Stuart McLauchlan was appointed to the Board in July 2019. He is a Chartered Fellow of the Institute of Directors and a Past President. He is a chartered accountant, partner of GS McLauchlan & Co, and a Fellow of the New Zealand Institute of Chartered Accountants. He is currently chair of Scott Technology Ltd, ADInstruments Ltd, Cargill Hotel 2002 Ltd, Otago Community Hospice and Wood Solutions. He is a director of Argosy Property Ltd and Scenic Hotels Group, as well as a number of private companies. He is also a governor of the New Zealand Sports Hall of Fame.
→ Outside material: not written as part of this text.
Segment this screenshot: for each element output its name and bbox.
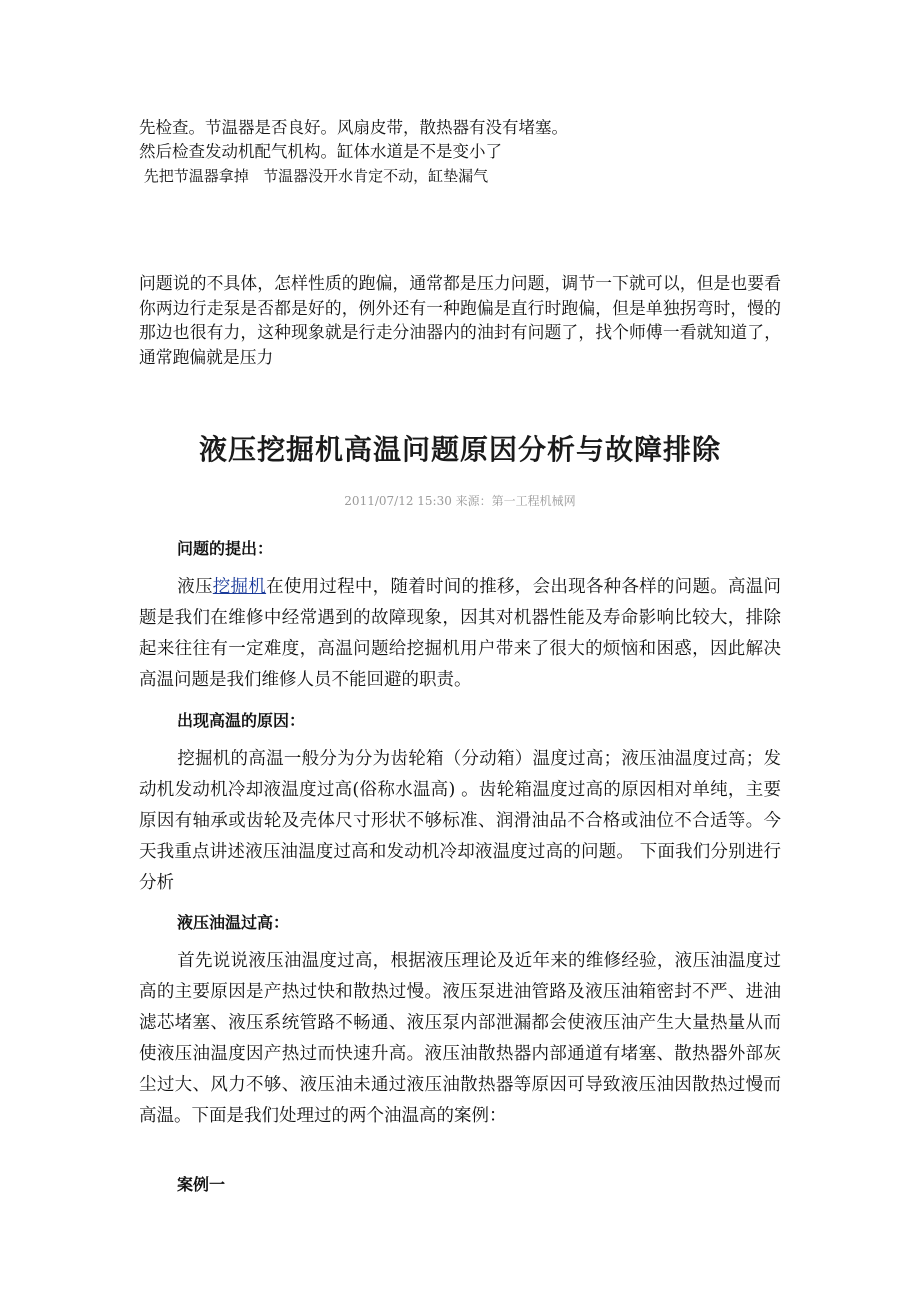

He was formerly a chair of Pharmac and UDC Finance, director of Ngai Tahu Tourism Ltd and member of the Marsh New Zealand Advisory Board.
We will vote undirected proxies IN FAVOUR of this resolution.
3. To re-elect Mark Bloom as an independent Director.
Mark Bloom was appointed to the Board in September 2022. He is currently a non-executive director of ASX listed Abacus Storage King and AGL Energy Limited and a director of JewishCare NSW. He is a former director of Pacific Smiles Group Limited and Abacus Property Group. Mark has over 35 years’ experience as a finance executive, including as Chief Financial Officer at ASX listed Scentre Group Limited from its formation in July 2014 through to his retirement in April 2019. Prior to this, he was the Deputy Group CFO of Westfield Group for 11 years. Mark has also held a number of senior finance roles, including being CFO and executive director for insurance and financial services companies Liberty Life, South Africa, and Manulife Financial, Canada.
We will vote undirected proxies IN FAVOUR of this resolution.
4. That the Board is authorised to fix the auditor’s remuneration for the coming year.
This is an administrative resolution.
We will vote undirected proxies IN FAVOUR of this resolution.
Proxies
You can vote online or appoint a proxy at https://www.investorvote.com.au/
Instructions are on the Proxy/voting paper sent to you.
Voting and proxy appointments close 2.00pm Monday 27 October 2025.
Please note you can appoint the Association as your proxy. We will have a representative attending the meeting.